Şirket politikalarınızı kültürel değişimi destekleyecek şekilde uyarların. Bir şirketin işbirlikçi kültürün konuşmak keyiflidir. Peki ya şirket doğal olmayan bir eğriye dayalı performans yönetimi sistemini kullanıyorsa ve buna bağlı olarak çalışanların belirli bir kısmı düşük puanlar almak zorunda kalıyorsa? Bu durumda şirket, çalışanlarının yüksek puanlar için rekabet ettiği bir ortam yaratmış demektir. Aynı şekilde şirketlerin kendilerini müşteri odaklı olarak tanıtmasına rağmen satış görevlilerinin, müşterilerle yüz yüze görüşmek için yaptığı yolculuk masraflarından kısıyor olabilir.

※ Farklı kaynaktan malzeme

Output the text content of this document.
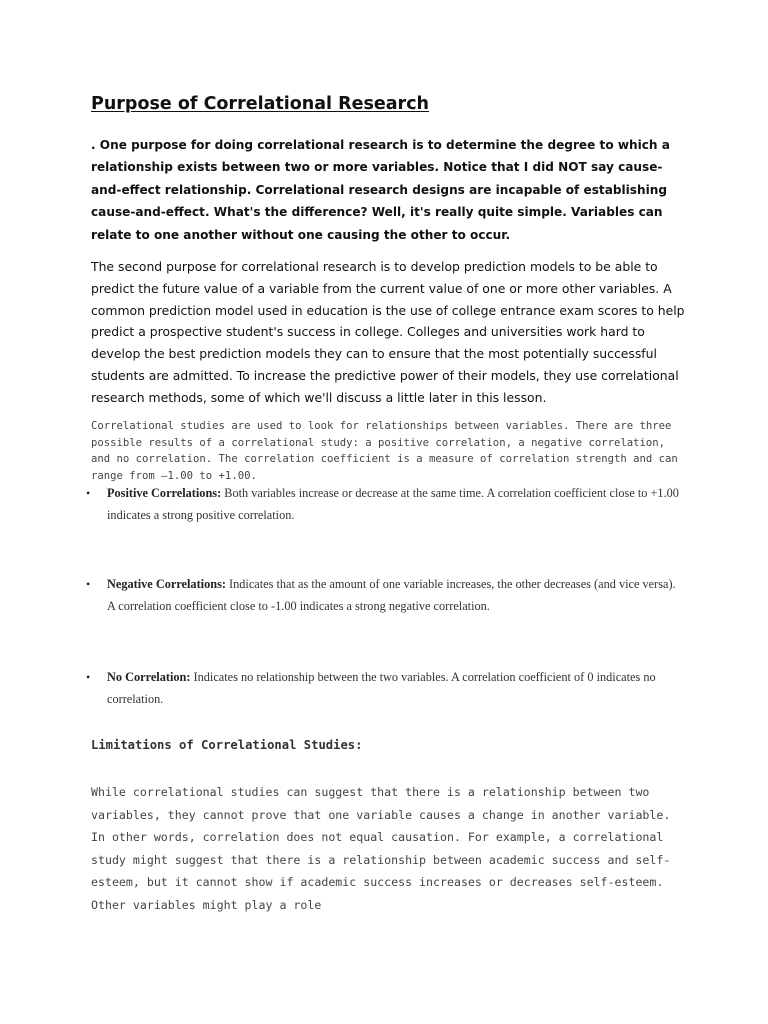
Purpose of Correlational Research

. One purpose for doing correlational research is to determine the degree to which a relationship exists between two or more variables. Notice that I did NOT say cause-and-effect relationship. Correlational research designs are incapable of establishing cause-and-effect. What's the difference? Well, it's really quite simple. Variables can relate to one another without one causing the other to occur.

The second purpose for correlational research is to develop prediction models to be able to predict the future value of a variable from the current value of one or more other variables. A common prediction model used in education is the use of college entrance exam scores to help predict a prospective student's success in college. Colleges and universities work hard to develop the best prediction models they can to ensure that the most potentially successful students are admitted. To increase the predictive power of their models, they use correlational research methods, some of which we'll discuss a little later in this lesson.

Correlational studies are used to look for relationships between variables. There are three possible results of a correlational study: a positive correlation, a negative correlation, and no correlation. The correlation coefficient is a measure of correlation strength and can range from –1.00 to +1.00.

• Positive Correlations: Both variables increase or decrease at the same time. A correlation coefficient close to +1.00 indicates a strong positive correlation.
• Negative Correlations: Indicates that as the amount of one variable increases, the other decreases (and vice versa). A correlation coefficient close to -1.00 indicates a strong negative correlation.
• No Correlation: Indicates no relationship between the two variables. A correlation coefficient of 0 indicates no correlation.
Limitations of Correlational Studies:

While correlational studies can suggest that there is a relationship between two variables, they cannot prove that one variable causes a change in another variable. In other words, correlation does not equal causation. For example, a correlational study might suggest that there is a relationship between academic success and self-esteem, but it cannot show if academic success increases or decreases self-esteem. Other variables might play a role
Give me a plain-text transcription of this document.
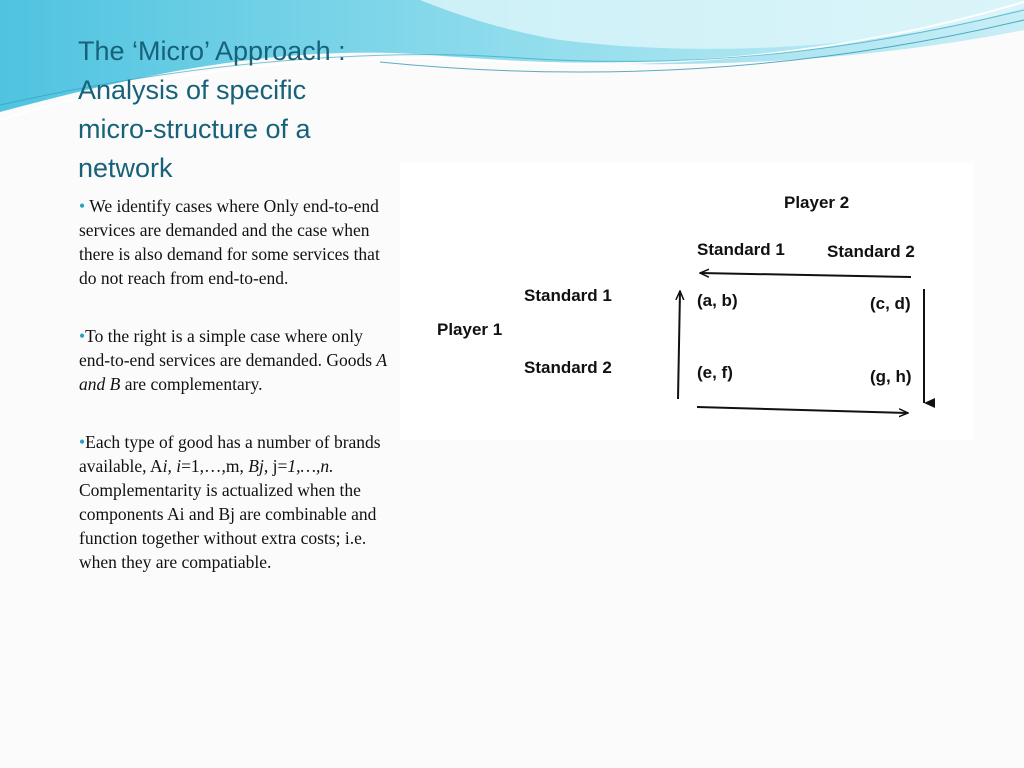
The ‘Micro’ Approach :
Analysis of specific
micro-structure of a
network

• We identify cases where Only end-to-end services are demanded and the case when there is also demand for some services that do not reach from end-to-end.

•To the right is a simple case where only end-to-end services are demanded. Goods A and B are complementary.

•Each type of good has a number of brands available, Ai, i=1,…,m, Bj, j=1,…,n. Complementarity is actualized when the components Ai and Bj are combinable and function together without extra costs; i.e. when they are compatiable.

Player 2
Standard 1 Standard 2
Standard 1
Player 1
Standard 2
(a, b)	(c, d)
(e, f)	(g, h)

Kurey bunu şöyle ifade ediyor: “Liderlerin, operasyon modelini kültürü arkasına yerleştirmesi pek tutarlı değildir.”
Değişimi başlatmak için liderlerin söyledikleri ve yaptıklarıyla uyumlu olması gerekir. Aynı şekilde süreçler, bütçeler ve politikalar söz konusu olduğunda şirket tutarlı bir şekilde operasyon göstermelidir. Birçok şirket bunu göz ardı eder. Araştırmacılara göre, “Operasyon gösterme bileşeni işgücü üzerinde en büyük etkiye sahiptir. Kültür uyumu, [fakat] liderler en azından rol model olma konusunda odaklıdır.”
İyi liderler, kültür konusunun üst düzey yönetimde filizlendiğini fakat asıl kültürün liderin görüş alanından uzak, ofislerde ve mağaza zeminlerinde oluştuğunu bilir. Bu kopukluk CEO’ları konuşmayı bırakarak icraata geçmek zorunda bırakır. Kurey bunu şöyle dile getiriyor: “Lider olarak siz organizasyonunuzdaki yapıları, süreçleri ve teşvikleri belirlemelisiniz. Ağzınız değil eliniz çalışmalı. İşte özlenen liderlik özelliği bu: Sahip olmak istediğiniz kültürü organizasyonunuzun gerçekten benimsemesini sağlamak.
UYGULAMADA
“Bu, Bir Kazan ya da Kaybet Durumu Değil”
2012’de Guatemalalı aile holdingi CMI, Oscar Rivera’yı tarihinin kültürden sorumlu ilk üst düzey yöneticisi olarak işe aldı. O zamandan beri şirketin 37 bin çalışanının iş yapma biçimini değiştirmek için kültürel bir dönüşüm süreci başlattı. Rivera bu çabanın zorlukları ve başarıyı nasıl ölçümlediği hakkında HBR’a konuştu…
CMI’ın kültüründe neyi düzeltmeye ihtiyaç duydunuz? Biz oldukça silolaşmış 6 işimizle farklı alanlarda hizmet veren bir holdingiz. Şirket daha fazla sinerji yaratmak için uzun süredir adımlar atıyordu: Şirket geneli bir IT sistemi yaratmak, İK fonksiyonlarını dönüştürmek ve satın alma çabalarını güçlendirmek... Bu projeleri birlikte götürmek zordu ve holding sahibi aile bunun şirket kültürüyle ilgili bir konu olduğunu ve CMI’ın bu konuyu çözümlemesi gerektiğini düşündü.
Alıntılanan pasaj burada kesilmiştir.